Gottfried Alexander Leopold Graf von Bismarck-Schonhausen was born on September 19, 1962, in Brussels, the second son of Ferdinand, the 4th Prince Bismarck, whose own father had served in the German embassy in pre-war London until a feud with the ambassador, von Ribbentrop, ended his career. As a talented young scholar, Gottfried had studied at what he described as “an aristocratic Borstal” in Switzerland and worked at the New York stock exchange before going up to Christ Church, Oxford.

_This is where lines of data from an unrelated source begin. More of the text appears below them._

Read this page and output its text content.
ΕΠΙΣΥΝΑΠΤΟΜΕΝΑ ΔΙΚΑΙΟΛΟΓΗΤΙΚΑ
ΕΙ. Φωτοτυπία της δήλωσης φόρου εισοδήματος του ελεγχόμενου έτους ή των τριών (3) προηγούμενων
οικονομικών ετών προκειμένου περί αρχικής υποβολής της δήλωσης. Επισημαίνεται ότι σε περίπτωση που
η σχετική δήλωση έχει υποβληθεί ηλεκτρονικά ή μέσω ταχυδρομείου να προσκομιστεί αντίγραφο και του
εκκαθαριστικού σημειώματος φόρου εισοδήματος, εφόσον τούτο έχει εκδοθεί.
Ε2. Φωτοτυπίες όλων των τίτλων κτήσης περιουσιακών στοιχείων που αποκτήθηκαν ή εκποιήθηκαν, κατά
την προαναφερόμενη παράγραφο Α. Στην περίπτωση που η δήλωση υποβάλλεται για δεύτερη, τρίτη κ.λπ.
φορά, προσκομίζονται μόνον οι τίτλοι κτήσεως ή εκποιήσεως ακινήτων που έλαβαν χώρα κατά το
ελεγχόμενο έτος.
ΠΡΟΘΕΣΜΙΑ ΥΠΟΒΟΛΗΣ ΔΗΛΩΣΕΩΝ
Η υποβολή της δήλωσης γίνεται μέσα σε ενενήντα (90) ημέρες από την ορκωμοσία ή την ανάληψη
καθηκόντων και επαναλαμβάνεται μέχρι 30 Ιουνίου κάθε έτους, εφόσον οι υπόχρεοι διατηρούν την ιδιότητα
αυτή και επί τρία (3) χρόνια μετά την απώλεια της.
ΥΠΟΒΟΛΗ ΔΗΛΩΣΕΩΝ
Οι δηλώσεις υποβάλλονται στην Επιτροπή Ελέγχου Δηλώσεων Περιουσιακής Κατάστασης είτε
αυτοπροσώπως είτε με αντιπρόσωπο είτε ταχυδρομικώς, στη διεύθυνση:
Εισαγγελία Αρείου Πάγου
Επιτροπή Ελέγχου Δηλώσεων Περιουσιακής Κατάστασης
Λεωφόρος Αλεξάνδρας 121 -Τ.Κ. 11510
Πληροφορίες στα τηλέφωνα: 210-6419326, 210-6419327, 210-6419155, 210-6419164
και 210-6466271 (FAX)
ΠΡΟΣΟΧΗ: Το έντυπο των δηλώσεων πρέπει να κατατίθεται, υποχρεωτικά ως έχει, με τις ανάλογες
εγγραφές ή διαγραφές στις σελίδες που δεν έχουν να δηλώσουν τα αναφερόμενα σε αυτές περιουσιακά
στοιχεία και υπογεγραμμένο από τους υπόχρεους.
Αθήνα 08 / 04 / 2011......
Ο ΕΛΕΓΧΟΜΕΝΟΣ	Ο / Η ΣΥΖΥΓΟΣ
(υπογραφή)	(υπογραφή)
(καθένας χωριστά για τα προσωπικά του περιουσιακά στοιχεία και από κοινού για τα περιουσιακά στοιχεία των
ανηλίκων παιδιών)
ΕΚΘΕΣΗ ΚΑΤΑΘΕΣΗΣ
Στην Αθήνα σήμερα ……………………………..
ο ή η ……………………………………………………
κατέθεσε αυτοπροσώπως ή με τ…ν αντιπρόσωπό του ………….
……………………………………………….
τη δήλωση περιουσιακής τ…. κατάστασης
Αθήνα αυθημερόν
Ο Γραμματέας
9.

Von Bismarck never fully recovered from the death in June 1986 of Olivia Channon, the striking 22-year-old daughter of Paul Channon (later Lord Kelvedon), then one of Margaret Thatcher’s cabinet ministers.

To celebrate the end of their finals, von Bismarck and Olivia Channon had taken part in a drinking bout involving excessive amounts of champagne, Black Velvet and sherry before she overdosed on heroin. At the inquest her cousin, Sebastian Guinness, described how he and other revelers had repaired to von Bismarck’s bottle-strewn rooms, where Olivia was found dead the following morning.

Von Bismarck himself was charged with possessing cocaine and amphetamines. Following Olivia Channon’s funeral, at which he was said to have “wept like a child,” von Bismarck was ordered home to the family castle near Hamburg by his father.

His removal from Oxford was so abrupt that he was not given time to settle his bills; Prince Ferdinand sent a servant who did the rounds of von Bismarck’s favored watering-holes, restaurants, and his tailor, bearing a checkbook. The tabloids quoted words of repentance from von Bismarck himself — “My days of living it up are all over. This past week has just been too much” — but although he was reported to be leaving to finish his studies at a German university and eventually to enter German politics, he was treated again for alcoholism at a German clinic.

He returned briefly to Oxford, where local magistrates fined him £80 for drug possession; he wiped away tears as his lawyer pled mitigating circumstances, pointing out that since the Channon affair von Bismarck had received a bad press in Germany.